Variational inference is a very efficient and popular heuristic used in various forms in the context of latent variable models. It's closely related to Expectation Maximization (EM), and is applied when exact EM is computationally infeasible. Despite being immensely popular, current theoretical understanding of the effectiveness of variaitonal inference based algorithms is very limited. In this work we provide the first analysis of instances where variational inference algorithms converge to the global optimum, in the setting of topic models. More specifically, we show that variational inference provably learns the optimal parameters of a topic model under natural assumptions on the topic-word matrix and the topic priors.

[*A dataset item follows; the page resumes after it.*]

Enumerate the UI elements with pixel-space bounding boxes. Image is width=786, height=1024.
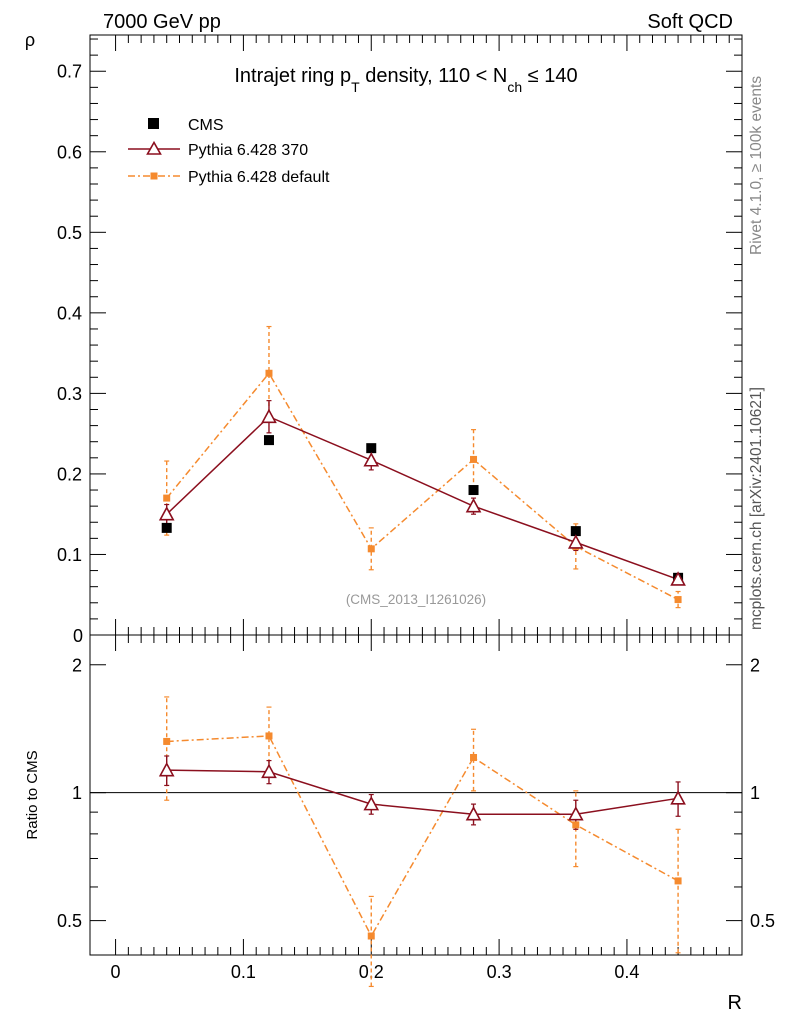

The properties that the topic word matrix must satisfy in our setting are related to the topic expansion assumption introduced in (Anandkumar et al., 2013), as well as the anchor words assumption in (Arora et al., 2012c). The assumptions on the topic priors are related to the well known Dirichlet prior, introduced to the area of topic modeling by (Blei et al., 2003). It is well known that initialization plays a crucial role in how well variational based algorithms perform in practice. The initializations that we use are fairly natural. One of them is similar to what is currently used in LDA-c, the most popular implementation of variational inference for topic models. The other one is an overlapping clustering algorithm, inspired by a work by (Arora et al., 2014) on dictionary learning, which is very simple and efficient. While our primary goal is to provide insights into when variational inference might work in practice, the multiplicative, rather than the additive nature of the variational inference updates forces us to use fairly non-standard proof arguments, which we believe will be of general interest.